In this activity, you will examine the remaining financial features in a similar way to how we examined PAY_1, PAY_2, PAY_3, and so on. In order to better visualize some of these data, we'll use a mathematical function that should be familiar: the logarithm. You'll use pandas to apply, which serves to apply any function to an entire column or DataFrame in the process. Once you complete the activity, you should have the following set of histograms of logarithmic transformations of non-zero payments:

Figure 1.62: Expected set of histograms

Perform the following steps to complete the activity:

Note

The code and the resulting output graphics for this exercise have been loaded into a Jupyter Notebook that can be found here: http://bit.ly/2TXZmrA.

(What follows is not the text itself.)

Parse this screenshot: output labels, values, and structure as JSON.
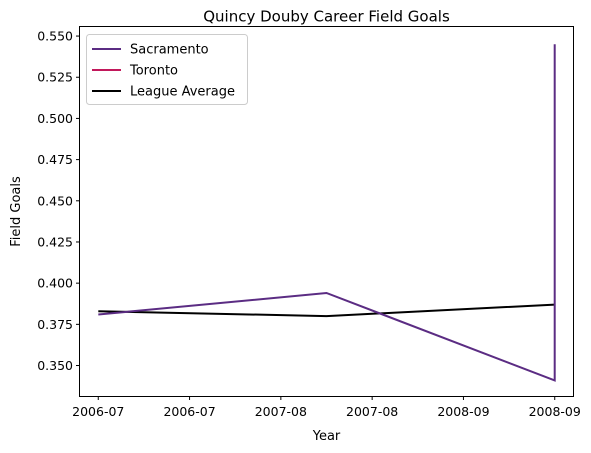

Create lists of feature names for the remaining financial features.
Use .describe() to examine statistical summaries of the bill amount features. Reflect on what you see. Does it make sense?
Visualize the bill amount features using a 2 by 3 grid of histogram plots.
Hint: You can use 20 bins for this visualization.
Obtain the .describe() summary of the payment amount features. Does it make sense?
Plot a histogram of the bill payment features similar to the bill amount features, but also apply some rotation to the x-axis labels with the xrot keyword argument so that they don't overlap. In any plotting function, you can include the xrot=<angle> keyword argument to rotate x-axis labels by a given angle in degrees. Consider the results.
Use a Boolean mask to see how many of the payment amount data are exactly equal to 0. Does this make sense given the histogram in the previous step?
Ignoring the payments of 0 using the mask you created in the previous step, use pandas .apply() and NumPy's np.log10() to plot histograms of logarithmic transformations of the non-zero payments. Consider the results.
Hint: You can use .apply() to apply any function, including log10, to all the elements of a DataFrame or a column using the following syntax: .apply(<function_name>).